Converting OpenCV cameras to OpenGL cameras.
28 Jun 2019This post will cover the following scenario: you have the internal and external camera calibration parameters of a hypothetical or actual camera defined in the OpenCV framework (or similar to OpenCV), and want to model this camera in OpenGL, possibly with respect to an object model.
Preliminaries and overview
The material is presented assuming that you are familiar the concepts of a pinhole camera, which is the model used for camera calibration of typical cameras in the OpenCV library. For more details about camera models and projective geometry, the best explanation is from Richard Hartley and Andrew Zisserman’s book Multiple View Geometry in Computer Vision, especially chapter 6, `Camera Models’ (this is my extremely biased view). I abbreviate that book as the “H-Z book” for the remainder of this tutorial.
This tutorial is meant to be generally self-contained, so that people can print off pages to read and make notes offline. Of course, not all sections are critical depending on your background, so skip around as needed for your own understanding.

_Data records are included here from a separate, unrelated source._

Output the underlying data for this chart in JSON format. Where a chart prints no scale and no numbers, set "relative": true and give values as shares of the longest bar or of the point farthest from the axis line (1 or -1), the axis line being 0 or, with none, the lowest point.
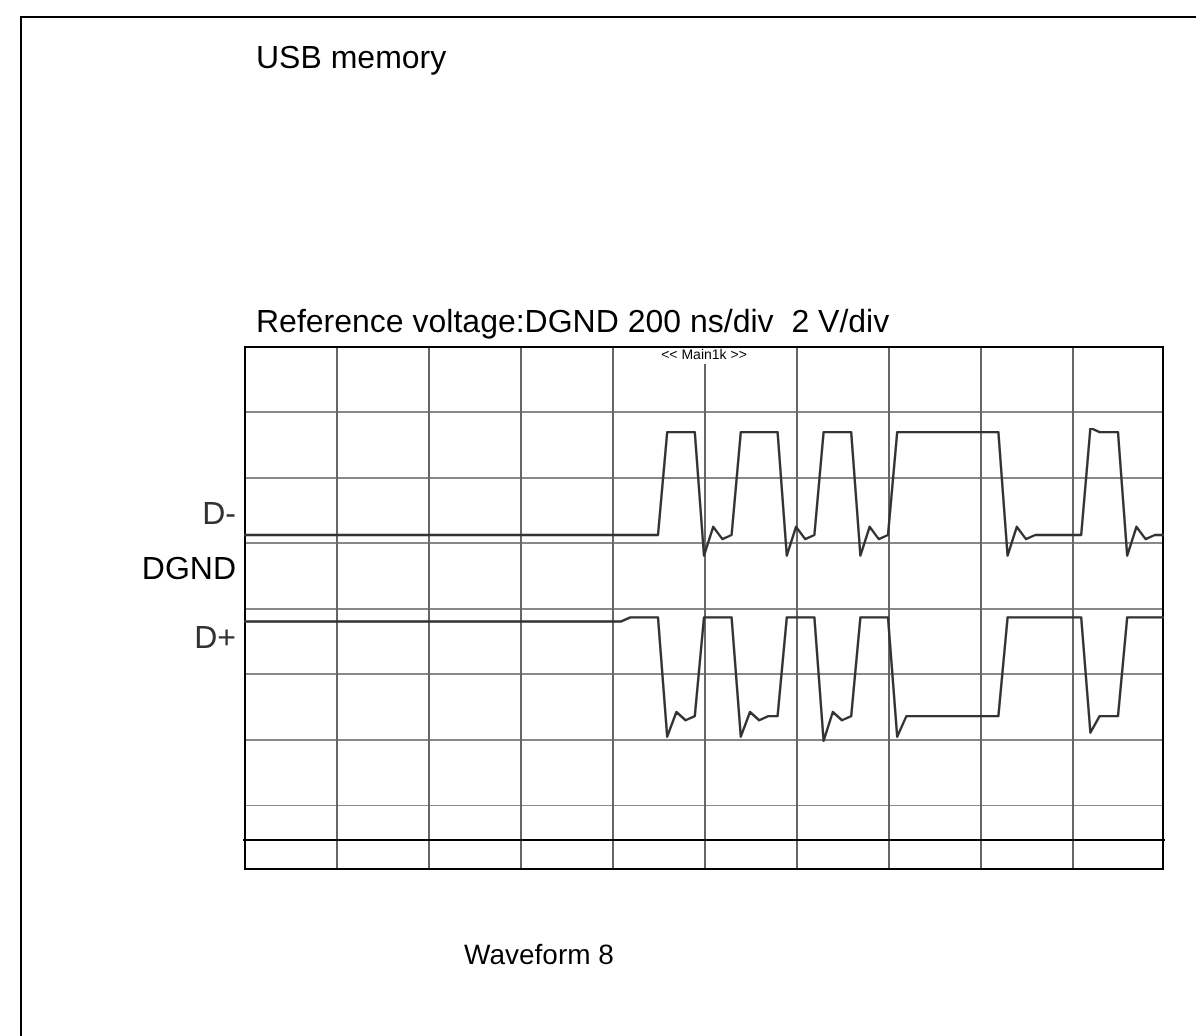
{
  "chart_data": {
    "type": "line",
    "title": "USB memory",
    "subtitle": "Reference voltage:DGND 200 ns/div  2 V/div",
    "annotations": [
      "DGND",
      "<< Main1k >>",
      "Waveform 8"
    ],
    "relative": true,
    "line_style": "solid",
    "categories": [
      null,
      null,
      null,
      null,
      null,
      null,
      null,
      null,
      null,
      null,
      null,
      null,
      null,
      null,
      null,
      null,
      null,
      null,
      null,
      null,
      null,
      null,
      null,
      null,
      null,
      null,
      null,
      null,
      null,
      null,
      null,
      null,
      null,
      null,
      null,
      null,
      null,
      null,
      null,
      null,
      null,
      null,
      null,
      null,
      null,
      null,
      null,
      null,
      null,
      null,
      null,
      null,
      null,
      null,
      null,
      null,
      null,
      null,
      null,
      null,
      null,
      null,
      null,
      null,
      null,
      null,
      null,
      null,
      null,
      null,
      null,
      null,
      null,
      null,
      null,
      null,
      null,
      null,
      null,
      null,
      null,
      null,
      null,
      null,
      null,
      null,
      null,
      null,
      null,
      null,
      null,
      null,
      null,
      null,
      null,
      null,
      null,
      null,
      null,
      null,
      null
    ],
    "series": [
      {
        "name": "D-",
        "color": "#333333",
        "values": [
          0.74,
          0.74,
          0.74,
          0.74,
          0.74,
          0.74,
          0.74,
          0.74,
          0.74,
          0.74,
          0.74,
          0.74,
          0.74,
          0.74,
          0.74,
          0.74,
          0.74,
          0.74,
          0.74,
          0.74,
          0.74,
          0.74,
          0.74,
          0.74,
          0.74,
          0.74,
          0.74,
          0.74,
          0.74,
          0.74,
          0.74,
          0.74,
          0.74,
          0.74,
          0.74,
          0.74,
          0.74,
          0.74,
          0.74,
          0.74,
          0.74,
          0.74,
          0.74,
          0.74,
          0.74,
          0.74,
          0.99,
          0.99,
          0.99,
          0.99,
          0.69,
          0.76,
          0.73,
          0.74,
          0.99,
          0.99,
          0.99,
          0.99,
          0.99,
          0.69,
          0.76,
          0.73,
          0.74,
          0.99,
          0.99,
          0.99,
          0.99,
          0.69,
          0.76,
          0.73,
          0.74,
          0.99,
          0.99,
          0.99,
          0.99,
          0.99,
          0.99,
          0.99,
          0.99,
          0.99,
          0.99,
          0.99,
          0.99,
          0.69,
          0.76,
          0.73,
          0.74,
          0.74,
          0.74,
          0.74,
          0.74,
          0.74,
          1.0,
          0.99,
          0.99,
          0.99,
          0.69,
          0.76,
          0.73,
          0.74,
          0.74
        ]
      },
      {
        "name": "D+",
        "color": "#333333",
        "values": [
          0.53,
          0.53,
          0.53,
          0.53,
          0.53,
          0.53,
          0.53,
          0.53,
          0.53,
          0.53,
          0.53,
          0.53,
          0.53,
          0.53,
          0.53,
          0.53,
          0.53,
          0.53,
          0.53,
          0.53,
          0.53,
          0.53,
          0.53,
          0.53,
          0.53,
          0.53,
          0.53,
          0.53,
          0.53,
          0.53,
          0.53,
          0.53,
          0.53,
          0.53,
          0.53,
          0.53,
          0.53,
          0.53,
          0.53,
          0.53,
          0.53,
          0.53,
          0.54,
          0.54,
          0.54,
          0.54,
          0.25,
          0.31,
          0.29,
          0.3,
          0.54,
          0.54,
          0.54,
          0.54,
          0.25,
          0.31,
          0.29,
          0.3,
          0.3,
          0.54,
          0.54,
          0.54,
          0.54,
          0.24,
          0.31,
          0.29,
          0.3,
          0.54,
          0.54,
          0.54,
          0.54,
          0.25,
          0.3,
          0.3,
          0.3,
          0.3,
          0.3,
          0.3,
          0.3,
          0.3,
          0.3,
          0.3,
          0.3,
          0.54,
          0.54,
          0.54,
          0.54,
          0.54,
          0.54,
          0.54,
          0.54,
          0.54,
          0.26,
          0.3,
          0.3,
          0.3,
          0.54,
          0.54,
          0.54,
          0.54,
          0.54
        ]
      }
    ]
  }
}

It is possible to set many of the camera parameters using OpenGL function calls, such as glFrustrum()
and glOrtho()
. However, in this tutorial, I set the matrices directly, and these matrices are then sent to a shader. These details, if they are new to you, will be more clear in the code examples which are now other pages of the tutorial, starting here. Because of the direct use of matrices, this tutorial may offer some clues to derive the OpenGL projection matrices for similar camera models to the pinhole model.
Resources
These are the two resources I used for figuring out this problem. Both are great resources. If you’re here, it is likely that you see that these two resources do not spell out how to convert OpenCV calibration matrices to OpenGL matrices, which is the goal of this tutorial.
If you aren’t familiar with modern OpenGL, the below set of tutorials is a good place to start:
Roadmap
Roadmap:
- Image coordinate system differences.
- Projection in the OpenCV/H-Z framework.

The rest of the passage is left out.